As for the chemotherapy-naïve patient population, the authors pointed out that although cross-trial comparisons are imperfect, patients in studies of hormone therapies, such as abiraterone and enzalutamide, have had median overall survival of around 35 months, which is above the 19 months seen with the checkpoint inhibitor combination in CheckMate-650.

That said, the authors noted that there have not been large randomized studies reporting overall survival with consecutive second-line treatment with either hormone therapy (such as abiraterone followed by enzalutamide, or vice versa), while in the CheckMate-650 trial, roughly half of the patients enrolled in both arms had received previous treatment with one of the hormone therapies. Ultimately, the researchers wrote, "the observed activity of nivolumab plus ipilimumab in both the pre- and the post-chemotherapy setting raises the question of where this therapy may potentially fit in the treatment paradigm of mCRPC."

In an attempt to home in on groups that might derive greater benefit from nivolumab-ipilimumab, researchers conducted whole-exome sequencing on patients' tumor samples and used their whole-blood DNA as a control. They identified several factors that correlated with improved clinical outcomes with the combination, such as higher TMB and, to a lesser extent, patients' homologous recombination deficiency or DNA damage repair mutation status. Higher PD-L1 expression according to immunohistochemistry also correlated with improved outcomes, though to a lesser extent than TMB.

Because prostate cancer is known to have a much lower somatic mutation frequency than other cancers, TMB was not calculated in terms of mutations per megabase but in terms of the total number of somatic mutations per patient. In the study, the median TMB across both cohorts was 74.5 mutations per patient. In patients with TMB above that cutoff, the objective response rate was 50 percent, versus 5 percent for those with TMB below that cutoff.

Additionally, the exploratory analysis showed preliminary evidence of a possible relationship between increased inflammation gene signature scores and objective response, although the researchers noted that this finding — as well as the other biomarker findings they listed — should be interpreted with caution due to the study's small sample size.
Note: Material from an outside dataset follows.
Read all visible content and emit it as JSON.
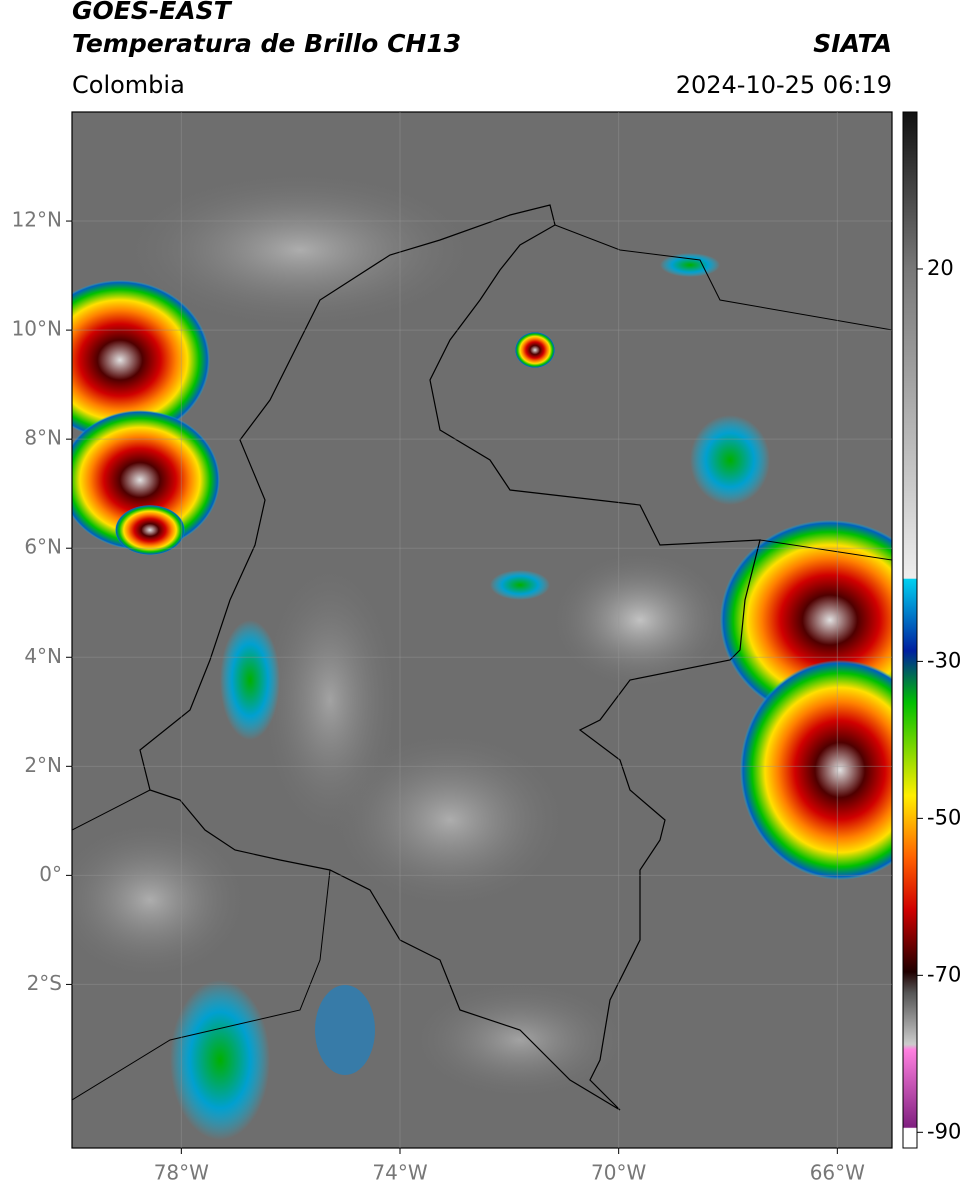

Not all of the patients enrolled in the study had available biomarker data, the researchers pointed out, writing, "Our biomarker data, along with other published data in this area, remain exploratory and will require further investigations with larger numbers of patients to determine significance and/or clinical relevance."

Going forward, the authors urged future analyses on other emerging biomarkers, such as microsatellite instability-high disease and CDK12 alterations.
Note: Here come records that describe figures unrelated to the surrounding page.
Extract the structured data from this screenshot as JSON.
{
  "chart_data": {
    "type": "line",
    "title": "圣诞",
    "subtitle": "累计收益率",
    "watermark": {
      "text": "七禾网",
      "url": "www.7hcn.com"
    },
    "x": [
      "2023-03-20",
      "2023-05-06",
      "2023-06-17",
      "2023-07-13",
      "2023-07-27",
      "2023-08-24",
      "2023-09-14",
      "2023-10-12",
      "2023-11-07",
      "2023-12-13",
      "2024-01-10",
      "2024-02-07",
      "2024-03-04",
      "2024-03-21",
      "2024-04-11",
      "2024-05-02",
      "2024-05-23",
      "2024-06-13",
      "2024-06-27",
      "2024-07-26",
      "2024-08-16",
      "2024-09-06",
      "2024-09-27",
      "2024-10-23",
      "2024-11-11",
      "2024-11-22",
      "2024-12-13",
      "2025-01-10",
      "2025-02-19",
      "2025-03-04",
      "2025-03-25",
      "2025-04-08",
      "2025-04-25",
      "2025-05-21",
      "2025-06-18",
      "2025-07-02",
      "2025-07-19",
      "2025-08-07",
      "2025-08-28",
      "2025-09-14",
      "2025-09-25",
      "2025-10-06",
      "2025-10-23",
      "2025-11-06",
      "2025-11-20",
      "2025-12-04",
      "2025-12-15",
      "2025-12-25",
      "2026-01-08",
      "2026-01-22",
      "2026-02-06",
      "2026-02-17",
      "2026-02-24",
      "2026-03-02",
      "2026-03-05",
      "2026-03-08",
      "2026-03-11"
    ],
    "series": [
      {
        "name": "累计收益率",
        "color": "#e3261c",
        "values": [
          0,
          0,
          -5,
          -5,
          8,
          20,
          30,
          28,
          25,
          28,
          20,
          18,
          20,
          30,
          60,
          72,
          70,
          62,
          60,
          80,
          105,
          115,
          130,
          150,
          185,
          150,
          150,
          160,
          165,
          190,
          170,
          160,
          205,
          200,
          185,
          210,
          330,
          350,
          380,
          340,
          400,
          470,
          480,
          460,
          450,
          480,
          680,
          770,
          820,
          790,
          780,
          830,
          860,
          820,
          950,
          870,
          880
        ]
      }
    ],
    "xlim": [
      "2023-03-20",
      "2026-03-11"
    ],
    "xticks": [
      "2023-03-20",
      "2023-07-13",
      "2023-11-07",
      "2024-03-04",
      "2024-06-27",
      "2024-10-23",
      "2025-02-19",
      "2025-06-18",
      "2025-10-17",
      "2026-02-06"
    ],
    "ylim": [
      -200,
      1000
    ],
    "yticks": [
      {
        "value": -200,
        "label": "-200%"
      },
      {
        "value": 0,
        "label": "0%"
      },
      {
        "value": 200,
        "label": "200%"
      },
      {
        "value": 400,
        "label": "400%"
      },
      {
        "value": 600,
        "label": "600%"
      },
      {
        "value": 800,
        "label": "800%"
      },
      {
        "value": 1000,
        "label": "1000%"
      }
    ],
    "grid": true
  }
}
Notably, about half the patients in both cohorts of CheckMate-650 experienced grade 3 and 4 treatment-related adverse events, and 31 patients in total discontinued treatment due to adverse events. Four treatment-related deaths occurred as well, leading the researchers to conclude that an amended protocol with adjusted dosing would be necessary to improve the combination's safety profile in future studies.

Accordingly, based on these preliminary data, the CheckMate-650 trial has been expanded to include more than 400 patients treated with amended dosing schedules, with the goal of identifying strategies to improve the efficacy of the nivolumab-ipilimumab combination in mCRPC and minimize its toxicities.